Будь он сильным, он пробудил бы в ней жажду подчинить его себе. Физически он немного ей нравился, только вот из этой искры огонь не разгорался. В общем-то телесная приманка для Кристины-это да, но для ее слабостей-никакая! Как в луне, как в актере, как в пьянице, чувствовалось в силе Ельского и в его блеске что-то преходящее. Тот вечер, когда из ее квартиры он звонил на службу! Что же такое сказал ему дежурный чиновник, если он моментально угас. Спустя секунду он был уже жалким, достойным сочувствия, вся энергия из него улетучилась, так же как до того-может был чересчур самоуверенным и предприимчивым. Кристина насупилась, вспомнив тот вечер. Как он после этого телефонного звонка жался к ней. Не хотел и слова сказать: выкидывают его или еще что. Так или иначе, нельзя вот так вдруг превращаться в ребенка, если до того беспрерывно твердишь, что будешь для женщины опорой. Ничего из этого не выйдет!

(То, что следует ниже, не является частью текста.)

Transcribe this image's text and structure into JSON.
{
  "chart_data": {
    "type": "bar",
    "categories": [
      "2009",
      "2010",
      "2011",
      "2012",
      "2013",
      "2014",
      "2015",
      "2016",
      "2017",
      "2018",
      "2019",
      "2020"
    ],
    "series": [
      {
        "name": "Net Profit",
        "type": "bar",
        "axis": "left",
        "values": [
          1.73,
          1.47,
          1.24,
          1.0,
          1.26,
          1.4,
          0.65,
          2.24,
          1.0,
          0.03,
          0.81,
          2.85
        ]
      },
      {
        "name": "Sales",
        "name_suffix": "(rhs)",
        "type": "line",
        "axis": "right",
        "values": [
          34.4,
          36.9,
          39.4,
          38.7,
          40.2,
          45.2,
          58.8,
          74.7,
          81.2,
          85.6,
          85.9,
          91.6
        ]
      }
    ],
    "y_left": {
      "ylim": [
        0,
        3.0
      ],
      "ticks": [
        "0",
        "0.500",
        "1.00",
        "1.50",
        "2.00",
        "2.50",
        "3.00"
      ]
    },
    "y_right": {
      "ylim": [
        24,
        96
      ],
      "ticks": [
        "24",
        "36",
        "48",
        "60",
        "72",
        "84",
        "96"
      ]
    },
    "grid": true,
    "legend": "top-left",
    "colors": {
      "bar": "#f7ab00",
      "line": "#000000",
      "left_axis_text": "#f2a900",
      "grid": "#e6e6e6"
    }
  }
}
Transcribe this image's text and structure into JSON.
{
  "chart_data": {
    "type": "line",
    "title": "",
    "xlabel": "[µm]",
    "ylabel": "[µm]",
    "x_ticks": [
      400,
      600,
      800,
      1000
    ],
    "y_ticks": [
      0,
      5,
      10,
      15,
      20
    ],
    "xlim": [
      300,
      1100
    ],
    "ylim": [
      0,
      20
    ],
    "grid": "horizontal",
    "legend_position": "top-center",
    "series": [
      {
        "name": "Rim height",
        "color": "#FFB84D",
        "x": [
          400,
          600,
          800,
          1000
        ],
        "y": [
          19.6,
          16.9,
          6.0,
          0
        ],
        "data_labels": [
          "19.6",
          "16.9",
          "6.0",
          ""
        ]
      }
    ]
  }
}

- Ах, боже, боже! - вздохнула она и погладила его руку. - Расскажите-ка лучше поскорее, что было, тогда мы еще и переодеться успеем. Словом, прежде всего, зачем вы ездили?
Об этом Ельский говорить не мог.
- По служебным делам, - ответил он. - Такая там скучища! - Выражение это он перенял у Кристины.
- Скучища! - повторила она. - Все равно, вечно эти ваши секреты. И где это все? Можете сказать? - Это он мог. В Бресте.
Глаза у Кристины заблестели. - Из-за Черского? - спросила она.
Ельский сказал, что нет.
- Во всяком случае, не из-за, - рассмеялся он. И тотчас вспомнил: - А этот Сач у него, вы его знаете, что он за тип?
Кристина возмутилась.
- Никакой он не тип! Парень первый сорт. Это я его отыскала!
- И подсунули Черскому!
- Вот именно! - Два эти слова Кристина произнесла резким тоном, вызывающе надменно, к чему она обычно прибегала, когда ей приходилось признаваться в собственной вине.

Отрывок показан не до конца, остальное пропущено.